While TypeSpec offers some great features, there are some drawbacks that developers should consider. First, TypeSpec has a much smaller ecosystem compared to OpenAPI. It’s a newer tool with a smaller official integration footprint, and as such, support for some areas — like emitters — might not be as ubiquitous as you’d think. For instance, the gRPC emitters are still in novel development, and as such, are not widely adopted.

There’s also just the reality that this is a domain-specific language (DSL). It’s a clean syntax, but it’s developer-centric. This can make it difficult to approach compared to a simple YAML tool, and while it can certainly output to OpenAPI for that purpose, that’s another step in the process, which might feel hard to justify to non-engineering stakeholders.

TypeSpec also heavily favors a model-driven design, which can be overkill for simple APIs or projects with minimal schema complexity. This can result in TypeSpec feeling heavier than is necessary for some implementations, whereas OpenAPI, with all of its drawbacks with hand-written specifications, can feel a bit simpler and more direct.

Finally, it should be noted that this is a very Microsoft-centric tool. Most of the documentation for large-scale implementation comes from Microsoft itself via Azure, and as such, third-party and community support in terms of examples or experiences is much more limited compared to OpenAPI.

Does TypeSpec Replace OpenAPI?

All of this begs one question: is TypeSpec a replacement for OpenAPI? The simple answer is no, but it augments it. You can think of TypeSpec as a complementary, high-level abstraction that can make OpenAPI better from the developer perspective.

TypeSpec’s main value proposition is simple — instead of building the specification after construction, why not construct using the definition itself? In this reality, TypeSpec becomes a design-time tool that allows you to use a simple DSL to define your service in practice. Once you’ve built the service, you can then emit an OpenAPI specification file — or any number of other files — as an output artifact.

Asking if TypeSpec replaces OpenAPI is a bit like asking if CAD, a computer-aided design system, replaces blueprints. A blueprint may still be output from CAD, but you use CAD to model your structure as you plan. In the same way, OpenAPI is a potential output of TypeSpec, and is not something that TypeSpec can outright replace.

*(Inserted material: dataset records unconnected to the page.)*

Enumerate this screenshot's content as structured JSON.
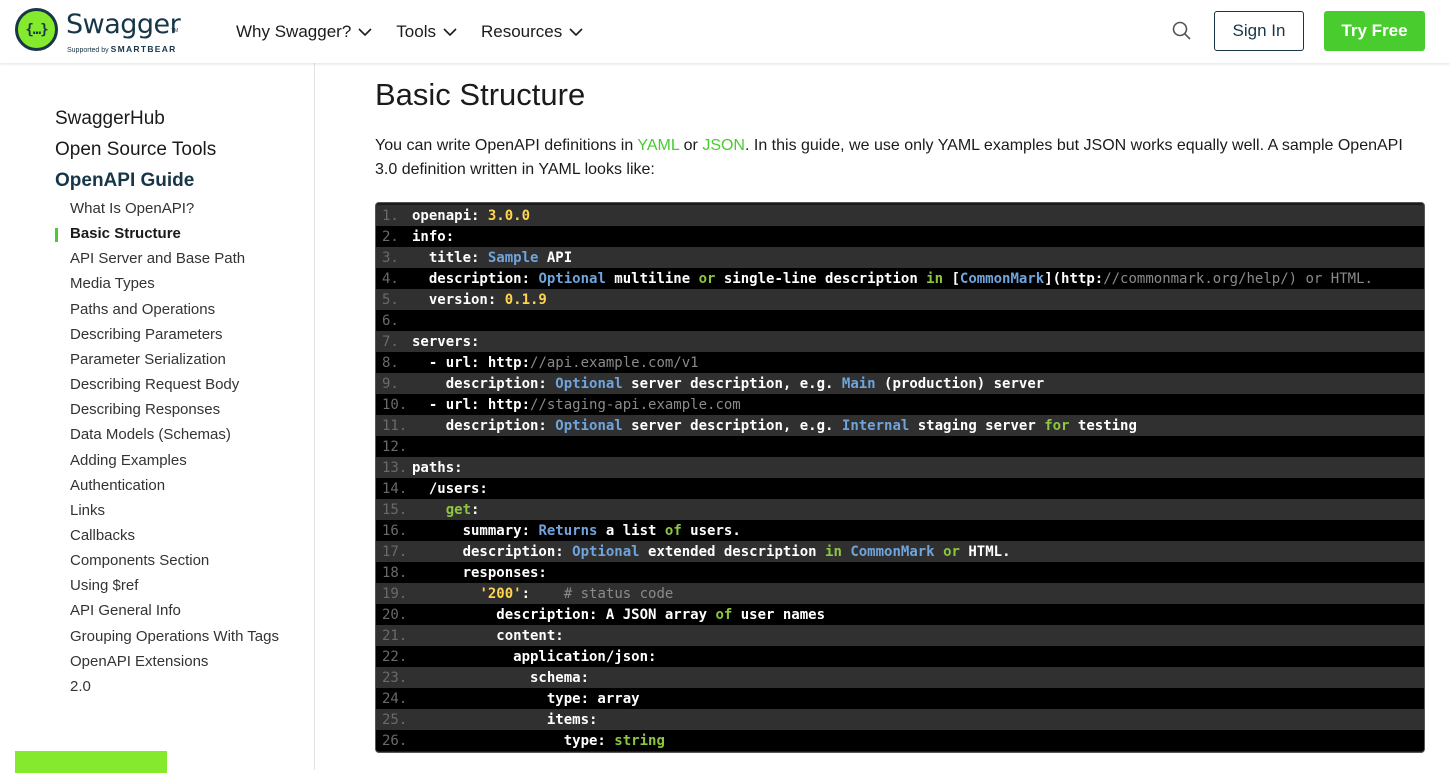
{
  "header": {
    "logo": {
      "badge": "{…}",
      "name": "Swagger",
      "tm": "TM",
      "sub_prefix": "Supported by",
      "sub_brand": "SMARTBEAR"
    },
    "nav": [
      {
        "label": "Why Swagger?"
      },
      {
        "label": "Tools"
      },
      {
        "label": "Resources"
      }
    ],
    "sign_in": "Sign In",
    "try_free": "Try Free"
  },
  "sidebar": {
    "top_items": [
      {
        "label": "SwaggerHub"
      },
      {
        "label": "Open Source Tools"
      },
      {
        "label": "OpenAPI Guide"
      }
    ],
    "guide_items": [
      {
        "label": "What Is OpenAPI?"
      },
      {
        "label": "Basic Structure"
      },
      {
        "label": "API Server and Base Path"
      },
      {
        "label": "Media Types"
      },
      {
        "label": "Paths and Operations"
      },
      {
        "label": "Describing Parameters"
      },
      {
        "label": "Parameter Serialization"
      },
      {
        "label": "Describing Request Body"
      },
      {
        "label": "Describing Responses"
      },
      {
        "label": "Data Models (Schemas)"
      },
      {
        "label": "Adding Examples"
      },
      {
        "label": "Authentication"
      },
      {
        "label": "Links"
      },
      {
        "label": "Callbacks"
      },
      {
        "label": "Components Section"
      },
      {
        "label": "Using $ref"
      },
      {
        "label": "API General Info"
      },
      {
        "label": "Grouping Operations With Tags"
      },
      {
        "label": "OpenAPI Extensions"
      },
      {
        "label": "2.0"
      }
    ],
    "active_index": 1
  },
  "main": {
    "title": "Basic Structure",
    "intro": {
      "t1": "You can write OpenAPI definitions in ",
      "link1": "YAML",
      "t2": " or ",
      "link2": "JSON",
      "t3": ". In this guide, we use only YAML examples but JSON works equally well. A sample OpenAPI 3.0 definition written in YAML looks like:"
    },
    "code_lines": [
      [
        [
          "openapi: ",
          "w"
        ],
        [
          "3.0.0",
          "n"
        ]
      ],
      [
        [
          "info:",
          "w"
        ]
      ],
      [
        [
          "  title: ",
          "w"
        ],
        [
          "Sample",
          "b"
        ],
        [
          " API",
          "w"
        ]
      ],
      [
        [
          "  description: ",
          "w"
        ],
        [
          "Optional",
          "b"
        ],
        [
          " multiline ",
          "w"
        ],
        [
          "or",
          "g"
        ],
        [
          " single-line description ",
          "w"
        ],
        [
          "in",
          "g"
        ],
        [
          " [",
          "w"
        ],
        [
          "CommonMark",
          "b"
        ],
        [
          "](http:",
          "w"
        ],
        [
          "//commonmark.org/help/) or HTML.",
          "c"
        ]
      ],
      [
        [
          "  version: ",
          "w"
        ],
        [
          "0.1.9",
          "n"
        ]
      ],
      [
        [
          "",
          "w"
        ]
      ],
      [
        [
          "servers:",
          "w"
        ]
      ],
      [
        [
          "  - url: http:",
          "w"
        ],
        [
          "//api.example.com/v1",
          "c"
        ]
      ],
      [
        [
          "    description: ",
          "w"
        ],
        [
          "Optional",
          "b"
        ],
        [
          " server description, e.g. ",
          "w"
        ],
        [
          "Main",
          "b"
        ],
        [
          " (production) server",
          "w"
        ]
      ],
      [
        [
          "  - url: http:",
          "w"
        ],
        [
          "//staging-api.example.com",
          "c"
        ]
      ],
      [
        [
          "    description: ",
          "w"
        ],
        [
          "Optional",
          "b"
        ],
        [
          " server description, e.g. ",
          "w"
        ],
        [
          "Internal",
          "b"
        ],
        [
          " staging server ",
          "w"
        ],
        [
          "for",
          "g"
        ],
        [
          " testing",
          "w"
        ]
      ],
      [
        [
          "",
          "w"
        ]
      ],
      [
        [
          "paths:",
          "w"
        ]
      ],
      [
        [
          "  /users:",
          "w"
        ]
      ],
      [
        [
          "    ",
          "w"
        ],
        [
          "get",
          "g"
        ],
        [
          ":",
          "w"
        ]
      ],
      [
        [
          "      summary: ",
          "w"
        ],
        [
          "Returns",
          "b"
        ],
        [
          " a list ",
          "w"
        ],
        [
          "of",
          "g"
        ],
        [
          " users.",
          "w"
        ]
      ],
      [
        [
          "      description: ",
          "w"
        ],
        [
          "Optional",
          "b"
        ],
        [
          " extended description ",
          "w"
        ],
        [
          "in",
          "g"
        ],
        [
          " ",
          "w"
        ],
        [
          "CommonMark",
          "b"
        ],
        [
          " ",
          "w"
        ],
        [
          "or",
          "g"
        ],
        [
          " HTML.",
          "w"
        ]
      ],
      [
        [
          "      responses:",
          "w"
        ]
      ],
      [
        [
          "        ",
          "w"
        ],
        [
          "'200'",
          "n"
        ],
        [
          ":    ",
          "w"
        ],
        [
          "# status code",
          "c"
        ]
      ],
      [
        [
          "          description: A JSON array ",
          "w"
        ],
        [
          "of",
          "g"
        ],
        [
          " user names",
          "w"
        ]
      ],
      [
        [
          "          content:",
          "w"
        ]
      ],
      [
        [
          "            application/json:",
          "w"
        ]
      ],
      [
        [
          "              schema:",
          "w"
        ]
      ],
      [
        [
          "                type: array",
          "w"
        ]
      ],
      [
        [
          "                items:",
          "w"
        ]
      ],
      [
        [
          "                  type: ",
          "w"
        ],
        [
          "string",
          "g"
        ]
      ]
    ],
    "code_colors": {
      "w": "#ffffff",
      "n": "#ffd54f",
      "b": "#6fa4dc",
      "g": "#8dc63f",
      "c": "#8a8a8a"
    }
  }
}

So, when does it make sense to use each? To answer this, we should look at this not as a “TypeSpec vs. OpenAPI” question, but as a question of when to favor each tool as the source of truth and definition.

Use Case TypeSpec OpenAPI
Schema reuse across services Yes No
Output to multiple formats Yes No
Quick handwritten specifications No Yes
Microsoft or Azure Integrations Yes Yes
Complex integrations No Yes
Non-technical stakeholders editing specs No Yes

TypeSpec And OpenAPI: Final Thoughts

TypeSpec offers a lot of great features, but it should be seen as an addendum to OpenAPI, not a replacement. Both can live comfortably with one another, and choosing whether to use both or one or the other is going to come down to the specific value you need from each tool. Leveraging TypeSpec, you can support a wide range of outputs, but if you only need an OpenAPI spec and you need other non-technical eyes on the prize, then OpenAPI might be simpler and easier to integrate.